Irrelevance of the UN

The Telegraph:
The casual contempt with which Iran's president, Mahmoud Ahmadinejad, rejected Kofi Annan's attempt to mediate in the stand-off over Teheran's nuclear ambitions is alarming. There was a time when the UN Secretary General was a figure of genuine authority. No longer.

Mr Annan's personal standing has, of course, been diminished by his failure either to root out corruption or to introduce meaningful reforms. But the malaise runs deeper. The UN is in danger of becoming an expensive irrelevance, feebly led and increasingly ill-fitted for the job of policing the international community. READ MORE

In Darfur, the Security Council last week resolved to create a peacekeeping force some 20,000 strong. But the Sudanese government has rejected such intervention as "imperialism" and will not accept the force.
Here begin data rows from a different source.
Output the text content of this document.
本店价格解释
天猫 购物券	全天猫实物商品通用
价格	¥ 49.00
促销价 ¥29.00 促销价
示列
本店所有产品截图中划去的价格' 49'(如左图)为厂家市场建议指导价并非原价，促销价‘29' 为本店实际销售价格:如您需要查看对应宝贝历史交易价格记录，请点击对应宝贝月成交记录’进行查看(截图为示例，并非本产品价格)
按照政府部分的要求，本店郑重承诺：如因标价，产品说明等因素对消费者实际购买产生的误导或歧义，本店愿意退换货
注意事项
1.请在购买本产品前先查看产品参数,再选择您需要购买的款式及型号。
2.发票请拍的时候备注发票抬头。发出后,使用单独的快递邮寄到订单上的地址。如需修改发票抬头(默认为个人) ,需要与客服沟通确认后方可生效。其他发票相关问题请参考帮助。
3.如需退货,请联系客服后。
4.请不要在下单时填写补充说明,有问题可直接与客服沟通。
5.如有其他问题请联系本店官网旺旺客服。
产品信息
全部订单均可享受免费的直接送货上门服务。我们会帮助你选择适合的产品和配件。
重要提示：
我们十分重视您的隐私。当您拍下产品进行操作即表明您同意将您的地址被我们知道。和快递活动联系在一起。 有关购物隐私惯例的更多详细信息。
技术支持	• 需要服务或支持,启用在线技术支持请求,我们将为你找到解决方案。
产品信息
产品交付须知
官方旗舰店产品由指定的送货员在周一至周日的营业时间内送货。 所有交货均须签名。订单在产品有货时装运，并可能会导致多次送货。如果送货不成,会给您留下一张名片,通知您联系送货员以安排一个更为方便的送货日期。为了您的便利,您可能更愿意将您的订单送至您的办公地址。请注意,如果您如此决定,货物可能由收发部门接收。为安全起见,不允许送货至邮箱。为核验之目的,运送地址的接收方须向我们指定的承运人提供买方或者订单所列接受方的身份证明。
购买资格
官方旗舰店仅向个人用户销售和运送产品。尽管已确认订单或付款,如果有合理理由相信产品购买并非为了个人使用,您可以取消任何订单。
End result? There will be no peacekeeping force and the bloodshed will continue. The situation in Lebanon is equally dispiriting. In March, 1978, a UN force was deployed to south Lebanon under Resolution 425 and has achieved precious little. The current deployment is sanctioned by Resolution 1701, whose terms are near-identical to those of 425 — 28 years on, and no progress to report.

In Iran, however, the stakes are infinitely higher and the UN's impotence the more alarming. The Security Council is split over sanctions, with Russia and China opposed. Teheran also brazenly points out that, as the world's third largest producer of oil, any serious sanctions regime would have a deleterious effect on Western economies.

As the impasse continues, we inch ever closer to the frightening prospect of a fundamentalist state at the heart of the world's most volatile region acquiring nuclear weapons. There's a powerful sense of déjà vu here. It was the UN's persistent failure to deal effectively with the threat posed by Saddam Hussein that prompted the American-led military invasion of Iraq.

It is inconceivable that Washington will allow Iran to become a nuclear power. That simple fact should spur the United Nations into making a more serious effort to bring President Ahmadinejad to heel.